Milbank: Why burdens of bank regulation can be a good thing

Our joint checking account was briefly frozen because the bank was looking for terrorist activity.

By Dana Milbank

I have learned not to be surprised by anything these days, but, even so, I did not expect that my wife and I would be flagged as possible financiers of international terrorism.

And here’s the really awkward part: The people who flagged us were right to do so.

My odyssey in the criminal underworld began when I stopped at my local Citibank branch to get some cash. The teller told me my account had been blocked. My wife went to an ATM to take out $200. Denied. Soon I discovered that checks I had written to the au pair and my daughter’s volleyball instructor had bounced.

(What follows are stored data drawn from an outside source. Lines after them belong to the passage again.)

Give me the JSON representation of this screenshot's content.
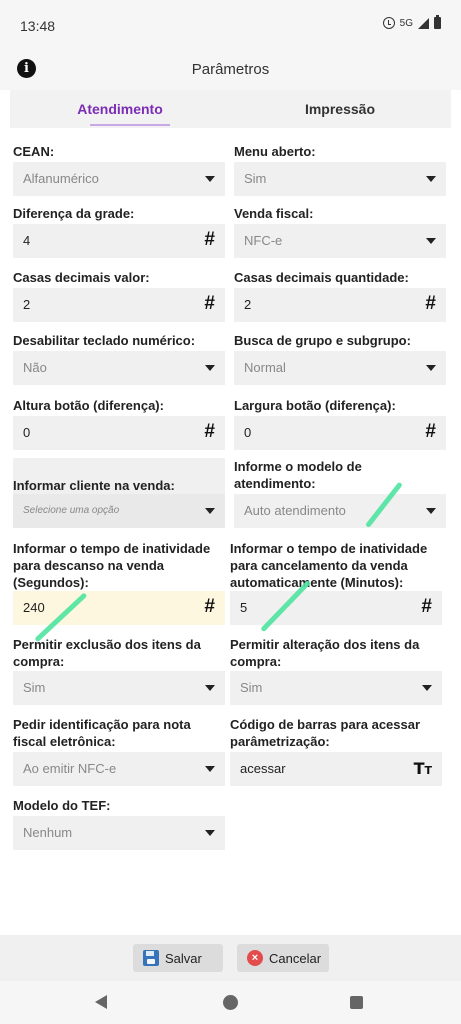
{
  "status_bar": {
    "time": "13:48",
    "network": "5G"
  },
  "header": {
    "title": "Parâmetros"
  },
  "tabs": {
    "atendimento": "Atendimento",
    "impressao": "Impressão"
  },
  "fields": {
    "cean": {
      "label": "CEAN:",
      "value": "Alfanumérico"
    },
    "menu_aberto": {
      "label": "Menu aberto:",
      "value": "Sim"
    },
    "diferenca_grade": {
      "label": "Diferença da grade:",
      "value": "4"
    },
    "venda_fiscal": {
      "label": "Venda fiscal:",
      "value": "NFC-e"
    },
    "casas_valor": {
      "label": "Casas decimais valor:",
      "value": "2"
    },
    "casas_quantidade": {
      "label": "Casas decimais quantidade:",
      "value": "2"
    },
    "desabilitar_teclado": {
      "label": "Desabilitar teclado numérico:",
      "value": "Não"
    },
    "busca_grupo": {
      "label": "Busca de grupo e subgrupo:",
      "value": "Normal"
    },
    "altura_botao": {
      "label": "Altura botão (diferença):",
      "value": "0"
    },
    "largura_botao": {
      "label": "Largura botão (diferença):",
      "value": "0"
    },
    "informar_cliente": {
      "label": "Informar cliente na venda:",
      "placeholder": "Selecione uma opção"
    },
    "modelo_atendimento": {
      "label_line1": "Informe o modelo de",
      "label_line2": "atendimento:",
      "value": "Auto atendimento"
    },
    "tempo_descanso": {
      "label_line1": "Informar o tempo de inatividade",
      "label_line2": "para descanso na venda",
      "label_line3": "(Segundos):",
      "value": "240"
    },
    "tempo_cancelamento": {
      "label_line1": "Informar o tempo de inatividade",
      "label_line2": "para cancelamento da venda",
      "label_line3": "automaticamente (Minutos):",
      "value": "5"
    },
    "permitir_exclusao": {
      "label_line1": "Permitir exclusão dos itens da",
      "label_line2": "compra:",
      "value": "Sim"
    },
    "permitir_alteracao": {
      "label_line1": "Permitir alteração dos itens da",
      "label_line2": "compra:",
      "value": "Sim"
    },
    "pedir_identificacao": {
      "label_line1": "Pedir identificação para nota",
      "label_line2": "fiscal eletrônica:",
      "value": "Ao emitir NFC-e"
    },
    "codigo_barras": {
      "label_line1": "Código de barras para acessar",
      "label_line2": "parâmetrização:",
      "value": "acessar"
    },
    "modelo_tef": {
      "label": "Modelo do TEF:",
      "value": "Nenhum"
    }
  },
  "actions": {
    "save": "Salvar",
    "cancel": "Cancelar"
  },
  "icons": {
    "info": "info-icon",
    "dropdown": "chevron-down-icon",
    "numeric": "hash-icon",
    "text": "text-type-icon",
    "save": "floppy-disk-icon",
    "cancel": "close-circle-icon"
  },
  "colors": {
    "accent": "#7b2db5",
    "highlight_field": "#fdf7e0",
    "annotation": "#4ee39e"
  }
}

I began making calls to the bank and eventually got an explanation: The bank was looking into whether my wife and I were laundering money, as they are required to by the Bank Secrecy Act as amended by the Patriot Act.

Money laundering! There isn’t enough money passing through my account to launder a terrorist’s lemonade stand. I grew suspicious: Was it because I had made fun of Steven Mnuchin’s air travel? Or because I flouted the law that makes it illegal to laugh at Jeff Sessions? Maybe Trump is taking this press-is-the-enemy-of-the-people thing seriously.

In reality, the bank seemed particularly suspicious that my wife was the terrorist, which will come as no surprise to anybody who knows us both. She is 5-foot-1 and fearsome. But her weapons are public-opinion surveys and focus groups: She’s a Democratic pollster.

The bank needed answers. Did she work for the government? How much money does she make? Is she a government contractor?

Our answers momentarily satisfied them. But a week later they came back with a more peculiar question: Is my wife politically influential? This created a dilemma: Would an affirmative answer result in personal questioning by Gina Haspel at a black-site prison?

I am not writing this column from Gitmo, so I surmise that our latest answers were satisfactory. Still, I have not tried to board a plane since then.

I’d like to complain about crazy federal regulations and corporate heavy-handedness, but the truth is Citibank, though perhaps clumsy, was doing what it should be doing. “Know your customer” regulations are important because they prevent organized-crime networks, terrorists and assorted bad guys from moving money.

Banking regulations generally are a hassle, and expensive. But they protect us — not just from terrorists such as my wife and me but from financial institutions that would otherwise exploit their customers and jeopardize economic stability the way they did before the 2008 crash.

This is why what’s happening in Congress now is disappointing. Years after the passage of Dodd-Frank, there is a need for regulatory relief, particularly for small community banks. Instead, the banking bill that passed the Senate this week allows big banks to return to much of the recklessness that made the 2008 crash possible.

If reducing the regulatory burden on small banks were the goal, there is a lot of “low-hanging fruit” lawmakers could pluck, says Scott Astrada, director of federal advocacy for the pro-consumer Center for Responsible Lending. But this is “outside the realm of what this Congress wants to focus on.” Among the changes that have broad support but aren’t in the bill: getting federal agencies to pick up more of the burden on small banks for money-laundering enforcement. “Why aren’t we doing that instead of taking a community banking bill and packing it with provisions that benefit multinationals and Wall Street banks?”

The regulatory dragnet that caught me is a sign of progress. Six years ago, federal regulators warned Citibank that it wasn’t doing enough on money laundering. In January, the feds announced a $70 million fine against Citibank for failing to take sufficient action. Other banks have received similar punishments.

Now the bank is finally casting a wide net to find bad guys. Bank officials explained to me that a screening service it uses flagged my wife and me because my wife’s stepmother is a member of Congress. Because she’s an “SPF” — senior public figure — her immediate family and close associates can be flagged for extra scrutiny. When my wife didn’t initially respond to the bank’s inquiries, our account was frozen. That’s more or less how it should work.

Of course, it would help if the president and his family were held to the same standard.

Because of Jared Kushner’s relationship to a senior public figure, Citigroup’s chief executive visited him at the White House last year, and soon after, the Kushner family received a $325 million business loan from Citi, according to the New York Times.

Because of my relationship to a senior public figure, my $60 check to the volleyball instructor bounced.

That makes me mad. But not so mad that I should be put on the no-fly list.